Hawaii’s cream-colored mole crabs, about 1.5 inches long, live under the sand along some shore breaks, moving up and down with the tides. The little crabs manage to survive in this turbulent area because their egg-shaped bodies are smooth, allowing water and sand to slide over them with minimal resistance.
With its strong back legs, a mole crab can dig a hole in wet sand and back into it in a split second. This happens so fast that even while watching you can lose the crab’s location. If you know what to look for, though, it’s sometimes possible to find buried mole crabs.

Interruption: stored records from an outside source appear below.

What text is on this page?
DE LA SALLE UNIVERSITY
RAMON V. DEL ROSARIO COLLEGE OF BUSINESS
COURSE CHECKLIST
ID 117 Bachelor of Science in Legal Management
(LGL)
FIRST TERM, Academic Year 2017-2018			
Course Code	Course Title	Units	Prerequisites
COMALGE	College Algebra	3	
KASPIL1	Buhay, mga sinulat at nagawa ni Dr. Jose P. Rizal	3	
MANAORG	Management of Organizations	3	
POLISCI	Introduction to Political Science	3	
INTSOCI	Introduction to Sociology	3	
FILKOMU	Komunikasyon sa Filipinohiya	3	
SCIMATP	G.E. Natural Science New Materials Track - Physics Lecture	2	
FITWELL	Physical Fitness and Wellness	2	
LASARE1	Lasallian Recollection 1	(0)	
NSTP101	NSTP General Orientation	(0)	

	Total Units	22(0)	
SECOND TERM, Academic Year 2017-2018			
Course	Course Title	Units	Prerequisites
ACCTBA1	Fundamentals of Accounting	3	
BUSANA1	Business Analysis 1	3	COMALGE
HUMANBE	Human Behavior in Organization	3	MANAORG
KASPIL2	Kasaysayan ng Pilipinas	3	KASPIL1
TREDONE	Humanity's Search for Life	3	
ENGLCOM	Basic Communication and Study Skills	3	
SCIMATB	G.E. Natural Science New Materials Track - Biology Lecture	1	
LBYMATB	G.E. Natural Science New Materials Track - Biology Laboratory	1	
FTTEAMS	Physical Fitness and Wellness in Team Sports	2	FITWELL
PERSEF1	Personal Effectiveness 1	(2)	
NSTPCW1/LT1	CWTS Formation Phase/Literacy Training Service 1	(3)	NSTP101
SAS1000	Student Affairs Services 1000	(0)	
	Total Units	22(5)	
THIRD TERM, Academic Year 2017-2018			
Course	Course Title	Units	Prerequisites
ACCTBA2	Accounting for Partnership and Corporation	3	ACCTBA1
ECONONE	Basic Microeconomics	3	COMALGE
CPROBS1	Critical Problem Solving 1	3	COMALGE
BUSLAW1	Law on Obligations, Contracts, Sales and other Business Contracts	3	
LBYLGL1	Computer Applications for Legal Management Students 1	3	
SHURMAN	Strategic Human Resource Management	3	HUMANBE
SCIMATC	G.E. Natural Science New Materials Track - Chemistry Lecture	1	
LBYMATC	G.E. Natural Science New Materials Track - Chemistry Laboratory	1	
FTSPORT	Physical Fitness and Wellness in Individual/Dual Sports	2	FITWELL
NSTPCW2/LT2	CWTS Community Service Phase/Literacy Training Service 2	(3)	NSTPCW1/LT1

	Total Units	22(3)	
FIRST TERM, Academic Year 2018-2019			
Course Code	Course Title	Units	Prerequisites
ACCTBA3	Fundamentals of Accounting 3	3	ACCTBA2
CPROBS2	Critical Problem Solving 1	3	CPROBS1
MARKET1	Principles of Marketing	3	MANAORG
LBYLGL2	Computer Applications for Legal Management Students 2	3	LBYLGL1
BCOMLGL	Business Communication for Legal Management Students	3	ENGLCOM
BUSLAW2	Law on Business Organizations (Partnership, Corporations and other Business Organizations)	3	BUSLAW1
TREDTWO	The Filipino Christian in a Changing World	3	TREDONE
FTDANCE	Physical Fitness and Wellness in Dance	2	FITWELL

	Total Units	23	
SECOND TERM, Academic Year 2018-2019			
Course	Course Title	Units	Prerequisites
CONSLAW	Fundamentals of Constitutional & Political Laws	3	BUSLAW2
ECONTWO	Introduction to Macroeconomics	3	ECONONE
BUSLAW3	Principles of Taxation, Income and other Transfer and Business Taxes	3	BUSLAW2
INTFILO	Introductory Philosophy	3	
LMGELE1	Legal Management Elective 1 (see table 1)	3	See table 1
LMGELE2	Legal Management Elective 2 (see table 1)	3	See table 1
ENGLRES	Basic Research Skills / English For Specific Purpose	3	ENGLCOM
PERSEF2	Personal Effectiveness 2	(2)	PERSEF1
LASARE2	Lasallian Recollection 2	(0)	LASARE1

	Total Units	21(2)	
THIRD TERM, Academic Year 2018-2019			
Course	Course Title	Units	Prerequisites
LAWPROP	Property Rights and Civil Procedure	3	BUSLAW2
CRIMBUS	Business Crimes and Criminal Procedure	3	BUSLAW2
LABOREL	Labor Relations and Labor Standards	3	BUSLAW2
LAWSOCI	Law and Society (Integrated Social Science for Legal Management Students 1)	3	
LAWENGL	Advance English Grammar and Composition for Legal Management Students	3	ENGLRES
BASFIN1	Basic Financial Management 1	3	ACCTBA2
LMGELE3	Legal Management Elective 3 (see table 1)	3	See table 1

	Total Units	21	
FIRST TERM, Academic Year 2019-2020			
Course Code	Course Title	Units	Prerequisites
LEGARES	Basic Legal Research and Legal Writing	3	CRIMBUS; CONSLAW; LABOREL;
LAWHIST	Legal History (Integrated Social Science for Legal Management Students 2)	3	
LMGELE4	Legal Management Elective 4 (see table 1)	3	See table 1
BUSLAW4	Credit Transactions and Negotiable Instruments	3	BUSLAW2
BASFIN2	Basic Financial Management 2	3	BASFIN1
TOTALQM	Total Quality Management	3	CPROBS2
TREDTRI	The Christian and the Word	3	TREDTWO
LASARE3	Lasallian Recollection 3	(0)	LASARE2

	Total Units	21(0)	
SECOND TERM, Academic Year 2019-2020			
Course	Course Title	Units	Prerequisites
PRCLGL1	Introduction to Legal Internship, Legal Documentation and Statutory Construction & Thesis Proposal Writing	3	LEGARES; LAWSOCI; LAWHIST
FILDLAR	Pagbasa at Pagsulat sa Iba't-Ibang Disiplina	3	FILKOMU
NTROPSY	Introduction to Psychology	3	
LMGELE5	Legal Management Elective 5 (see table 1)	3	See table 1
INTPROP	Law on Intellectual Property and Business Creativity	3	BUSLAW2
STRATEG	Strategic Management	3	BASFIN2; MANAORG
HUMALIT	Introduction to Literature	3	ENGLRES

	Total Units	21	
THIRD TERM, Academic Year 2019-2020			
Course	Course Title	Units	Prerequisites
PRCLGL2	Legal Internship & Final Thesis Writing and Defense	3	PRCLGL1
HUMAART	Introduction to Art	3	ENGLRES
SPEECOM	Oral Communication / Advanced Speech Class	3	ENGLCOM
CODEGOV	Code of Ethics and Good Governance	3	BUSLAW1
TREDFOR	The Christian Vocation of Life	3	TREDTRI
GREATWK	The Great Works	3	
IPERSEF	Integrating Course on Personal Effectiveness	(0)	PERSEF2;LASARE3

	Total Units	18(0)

The crabs position themselves upright in their burrows, facing the incoming waves with two stalked eyes peeking out and a pair of feathery antennae lying flat and forward, as a kind of brace. Another pair of plumed antennae stand upright, directing water to the gills for breathing.
All four antennae filter the water washing over them, gathering tiny plants and animals, dead or alive, for food.
The mole crabs’ organs are so tiny, and the wave action so swirly, that the minuscule dimple they make in the sand is barely visible. One easy tell, though, is when a crab has found a Portuguese man-of-war. Even as waves wash back and forth over the shipwrecked creature, it looks
as if its long blue tentacle is stuck in the sand.
It is. A mole crab is reeling it in to eat at its leisure. I’ve found crabs with blue tentacles rolled up on the crab’s belly like a bright skein of yarn.
The mole crab the couple found was alive, but barely. I picked her up, explaining that these filter feeders have no pincers and don’t sting. I say her because the orange mass on the abdomen was a bundle of eggs. Small holes, likely a bite, in the crab’s back proved to be fatal.
To remember those kind people, who not even knowing what it was tried to save a tiny crab’s life, I took the creature home and gave it a photo memorial. The pictures remind me to try to focus on the good side of human beings — and to take more beach walks.
Tiny mole crabs live in Hawaii, just below the sand and often along the water’s edge. A deceased female’s belly shows a mass of orange eggs clinging to it.